The BOJ's policy is to adjust the degree of monetary easing through rate hikes if the economic and price outlook materializes. Governor Ueda is likely to reiterate his view that the economic and price developments are as expected at the press conference. The focus will be on the Governor's perception and outlook on the policy and economic trends in the U.S. with the impending wage increases next year and the inauguration of the next U.S. President Trump.
This is the first time since the July meeting when the unanimous decision was not reached to determine the additional rate hike, and opposition to the policy maintenance has been seen for the first time since the inauguration of the Ueda administration in April last year. Mr. Tamura proposed a rate hike citing the risk of inflation overshooting in line with the economic and price outlook.

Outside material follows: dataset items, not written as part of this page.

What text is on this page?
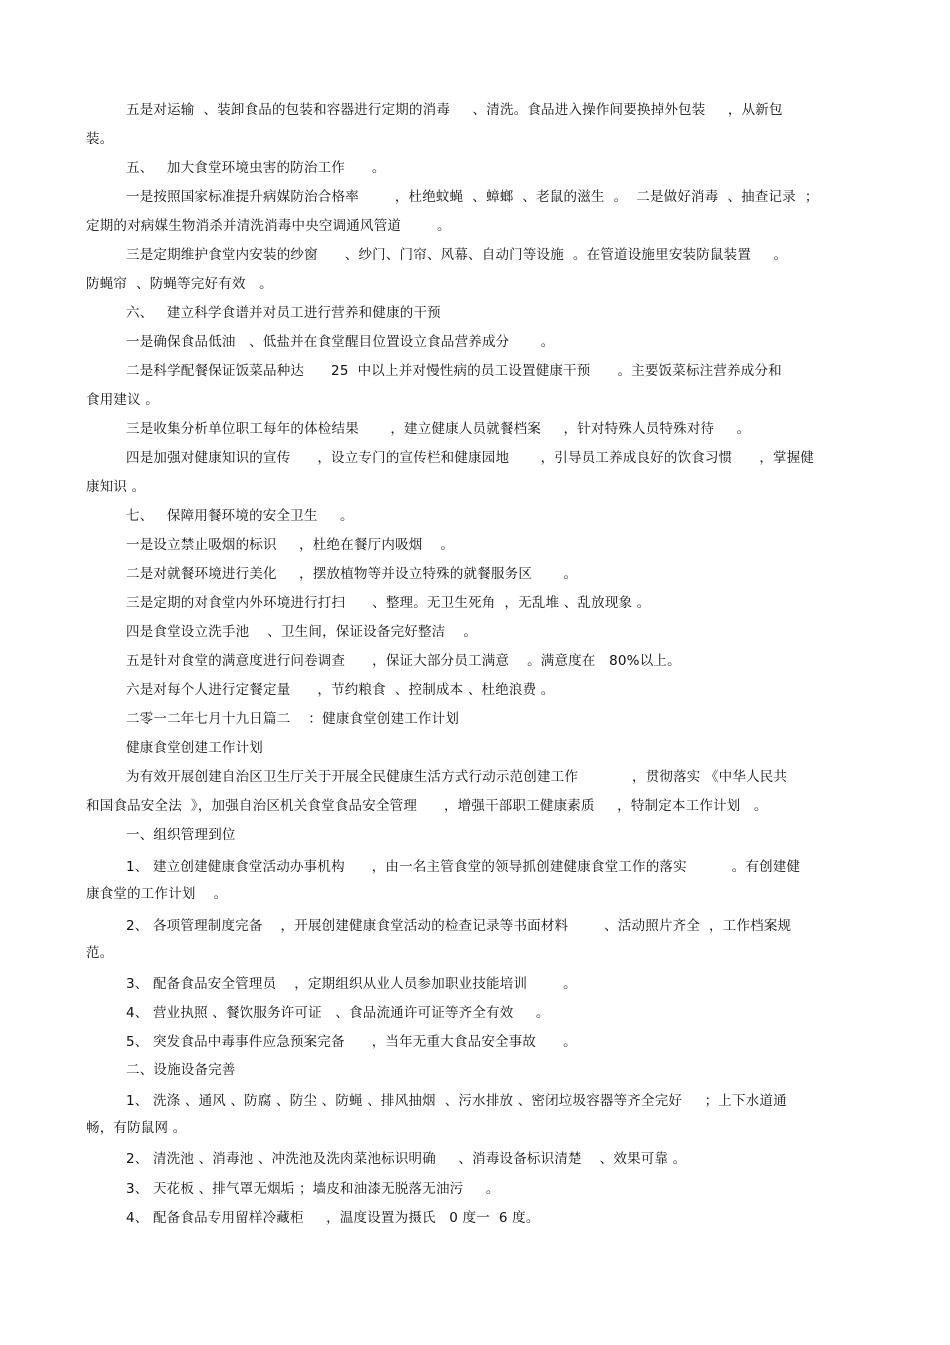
五是对运输  、装卸食品的包装和容器进行定期的消毒     、清洗。食品进入操作间要换掉外包装     ，从新包
装。
五、   加大食堂环境虫害的防治工作      。
一是按照国家标准提升病媒防治合格率        ，杜绝蚊蝇  、蟑螂  、老鼠的滋生  。  二是做好消毒  、抽查记录  ；
定期的对病媒生物消杀并清洗消毒中央空调通风管道        。
三是定期维护食堂内安装的纱窗      、纱门、门帘、风幕、自动门等设施  。在管道设施里安装防鼠装置     。
防蝇帘  、防蝇等完好有效   。
六、   建立科学食谱并对员工进行营养和健康的干预
一是确保食品低油   、低盐并在食堂醒目位置设立食品营养成分       。
二是科学配餐保证饭菜品种达      25  中以上并对慢性病的员工设置健康干预      。主要饭菜标注营养成分和
食用建议 。
三是收集分析单位职工每年的体检结果       ，建立健康人员就餐档案     ，针对特殊人员特殊对待     。
四是加强对健康知识的宣传      ，设立专门的宣传栏和健康园地       ，引导员工养成良好的饮食习惯      ，掌握健
康知识 。
七、   保障用餐环境的安全卫生     。
一是设立禁止吸烟的标识     ，杜绝在餐厅内吸烟    。
二是对就餐环境进行美化     ，摆放植物等并设立特殊的就餐服务区       。
三是定期的对食堂内外环境进行打扫      、整理。无卫生死角  ，无乱堆 、乱放现象 。
四是食堂设立洗手池    、卫生间，保证设备完好整洁    。
五是针对食堂的满意度进行问卷调查      ，保证大部分员工满意    。满意度在   80%以上。
六是对每个人进行定餐定量      ，节约粮食  、控制成本 、杜绝浪费 。
二零一二年七月十九日篇二    ：健康食堂创建工作计划
健康食堂创建工作计划
为有效开展创建自治区卫生厅关于开展全民健康生活方式行动示范创建工作            ，贯彻落实 《中华人民共
和国食品安全法  》，加强自治区机关食堂食品安全管理      ，增强干部职工健康素质     ，特制定本工作计划   。
一、组织管理到位
1、 建立创建健康食堂活动办事机构      ，由一名主管食堂的领导抓创建健康食堂工作的落实          。有创建健
康食堂的工作计划    。
2、 各项管理制度完备    ，开展创建健康食堂活动的检查记录等书面材料        、活动照片齐全  ，工作档案规
范。
3、 配备食品安全管理员    ，定期组织从业人员参加职业技能培训        。
4、 营业执照 、餐饮服务许可证   、食品流通许可证等齐全有效     。
5、 突发食品中毒事件应急预案完备      ，当年无重大食品安全事故      。
二、设施设备完善
1、 洗涤 、通风 、防腐 、防尘 、防蝇 、排风抽烟  、污水排放 、密闭垃圾容器等齐全完好     ；上下水道通
畅，有防鼠网 。
2、 清洗池 、消毒池 、冲洗池及洗肉菜池标识明确     、消毒设备标识清楚    、效果可靠 。
3、 天花板 、排气罩无烟垢 ；墙皮和油漆无脱落无油污     。
4、 配备食品专用留样冷藏柜     ，温度设置为摄氏   0 度一  6 度。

Following the meeting results, the yen exchange rate in the Tokyo foreign exchange market fell to the level of 155 yen per dollar in the early half of November, the lowest since late November. It had been hovering around 154.60 yen before the meeting. In the previous day's overseas markets, following the hawkish stance of the Federal Open Market Committee (FOMC), the dollar strengthened across the board, pushing the yen down to the lower 154 yen range, the lowest since late November.
On the 18th, the FOMC cut the policy interest rate by 0.25%, but halved the expected rate cuts to two by 2025. Federal Reserve Chairman Powell noted in a press conference after the meeting that further progress in inflation would be necessary to implement additional rate cuts.
In the BOJ meeting statement, Japan's current economic situation continues to show a gradual recovery despite some signs of weakness. The outlook remains for growth to exceed the potential growth rate. The core CPI is expected to remain at a "generally consistent level" with the 2% price stability target in the latter half of the outlook period.
At this meeting, the Bank of Japan summarized and announced the results of the comprehensive review of monetary policy that has been analyzed since Governor Ueda took office in April of last year.